Anne Harris was one of the mothers taken to a mother and baby home in Ireland, after becoming pregnant at university.

“There was no choice offered. You either got married - and that wasn’t an option for me - or you got put in a mother and baby home,” she tells The Independent.

She spoke to the commission five years ago, an experience she describes as “cathartic” after so many years of only talking to her family about what had happened.

Ms Harris later decided to join a forum run by the Adoption Rights Alliance to speak with others who had been similarly affected. Hearing their stories, she considers herself luckier than some.

“I’ve listened to so many stories. I’m appalled and I think I got away very lightly - even though I lost 25 years of my son’s life,” she explains.

She finds it difficult to comprehend why Ireland still does not have a law giving adopted adults a right to obtain copies of their records, pointing out that the UK has had such legislation in place since 1975.

Ms Harris has now written and self-published a book about her story, which she wrote for her son and her grandchildren - and gave to him on the 25th anniversary of their reunion.

Speaking on the day the MBHCOI report was released, the children’s minister Roderic O'Gorman said its findings painted “a portrait of a stifling and oppressive, and a deeply misogynistic culture in Ireland, prior to the 1970s”.

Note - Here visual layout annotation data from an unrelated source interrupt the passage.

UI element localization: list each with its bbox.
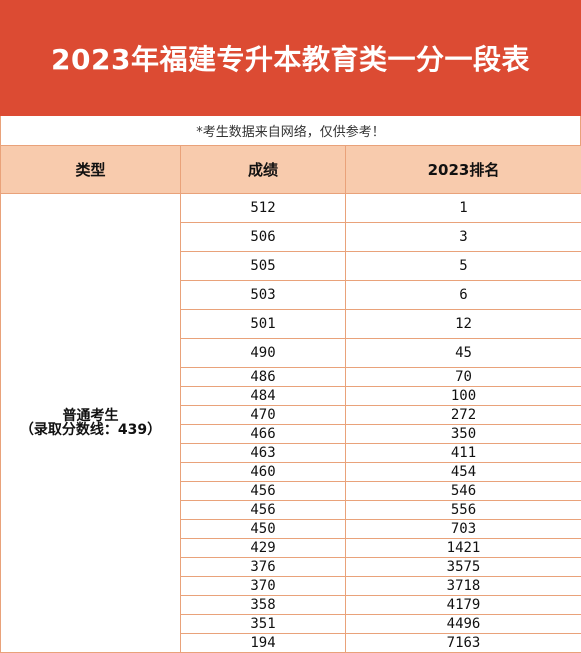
score-cell: 376: [180, 557, 346, 577]
rank-cell: 5: [345, 251, 581, 281]
rank-cell: 1: [345, 193, 581, 223]
table-row: 普通考生 （录取分数线：439） 512 1: [0, 193, 581, 653]
rank-cell: 70: [345, 367, 581, 387]
score-cell: 463: [180, 443, 346, 463]
rank-cell: 12: [345, 309, 581, 339]
score-cell: 456: [180, 500, 346, 520]
score-cell: 506: [180, 222, 346, 252]
score-cell: 466: [180, 424, 346, 444]
rank-cell: 4179: [345, 595, 581, 615]
rank-cell: 454: [345, 462, 581, 482]
table-row: 376 3575: [1, 557, 581, 577]
score-cell: 429: [180, 538, 346, 558]
table-row: 470 272: [1, 405, 581, 425]
rank-cell: 4496: [345, 614, 581, 634]
header-score: 成绩: [180, 145, 346, 194]
rank-cell: 411: [345, 443, 581, 463]
rank-cell: 100: [345, 386, 581, 406]
score-cell: 194: [180, 633, 346, 653]
rank-cell: 703: [345, 519, 581, 539]
score-cell: 505: [180, 251, 346, 281]
score-cell: 484: [180, 386, 346, 406]
table-row: 484 100: [1, 386, 581, 406]
table-header-row: 类型 成绩 2023排名: [0, 145, 581, 194]
rank-cell: 3718: [345, 576, 581, 596]
score-cell: 503: [180, 280, 346, 310]
table-row: 463 411: [1, 443, 581, 463]
score-rank-table: 类型 成绩 2023排名 普通考生 （录取分数线：439） 512 1 506 …: [0, 145, 581, 653]
score-cell: 460: [180, 462, 346, 482]
score-cell: 490: [180, 338, 346, 368]
table-row: 486 70: [1, 367, 581, 387]
table-row: 351 4496: [1, 614, 581, 634]
table-row: 466 350: [1, 424, 581, 444]
rank-cell: 350: [345, 424, 581, 444]
rank-cell: 1421: [345, 538, 581, 558]
category-cell: 普通考生 （录取分数线：439）: [0, 193, 181, 653]
table-row: 194 7163: [1, 633, 581, 653]
rank-cell: 546: [345, 481, 581, 501]
score-cell: 456: [180, 481, 346, 501]
score-cell: 470: [180, 405, 346, 425]
table-row: 503 6: [1, 280, 581, 310]
page-title: 2023年福建专升本教育类一分一段表: [0, 0, 581, 116]
score-cell: 370: [180, 576, 346, 596]
score-cell: 501: [180, 309, 346, 339]
rank-cell: 6: [345, 280, 581, 310]
rank-cell: 272: [345, 405, 581, 425]
score-cell: 512: [180, 193, 346, 223]
header-type: 类型: [0, 145, 181, 194]
header-rank: 2023排名: [345, 145, 581, 194]
table-row: 358 4179: [1, 595, 581, 615]
score-cell: 358: [180, 595, 346, 615]
rank-cell: 556: [345, 500, 581, 520]
table-row: 506 3: [1, 222, 581, 252]
score-cell: 450: [180, 519, 346, 539]
score-cell: 486: [180, 367, 346, 387]
table-row: 456 546: [1, 481, 581, 501]
rank-cell: 7163: [345, 633, 581, 653]
rank-cell: 3: [345, 222, 581, 252]
data-source-note: *考生数据来自网络，仅供参考！: [0, 116, 581, 145]
rank-cell: 45: [345, 338, 581, 368]
category-name: 普通考生: [62, 408, 119, 424]
cutoff-score-label: （录取分数线：439）: [19, 422, 162, 438]
rank-cell: 3575: [345, 557, 581, 577]
table-body: 普通考生 （录取分数线：439） 512 1 506 3 505 5 503 6…: [0, 193, 581, 653]
score-cell: 351: [180, 614, 346, 634]
table-row: 370 3718: [1, 576, 581, 596]
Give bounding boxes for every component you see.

Claiming the report’s publication marked "a landmark moment for the Irish state”, Mr O’Gorman added that it was “testament to the bravery of survivors and their advocates”.

As a result of the findings, the taoiseach Micheál Martin said he will issue a state apology to survivors in the Dail on Wednesday.

Describing the mother and baby homes scandal as "a dark, difficult and shameful chapter of very recent Irish history", Mr Martin called on the church to apologise for its role.

The Irish prime minister also singled out the critical role played by Catherine Corless, whose discovery of a mass children’s grave at the Tuam mother and baby home in Galway led to the inquiry.

Breeda Murphy is the public relations officer at the Tuem Baby and Mother Home Alliance, which represents 41 people linked to the home.

She tells The Independent that she has a simple message for the survivors: “They did nothing wrong. The report states that categorically. They are not to blame.”

“The state really played god over people’s lives. And it did so because it gave the authority to the church to influence policies,” she adds.

Of all mothers forced into mother and baby homes, Philomena Lee, whose story has been turned into a film bearing her first name, is perhaps the most well known.

In a statement given ahead of the report’s release, she said: “I have waited decades for this moment – the moment when Ireland reveals how tens of thousands of unmarried mothers, such as I, and the tens of thousands of our beloved children, such as my dear son Anthony, were torn asunder, simply because we were unwed at the moment our children were born.”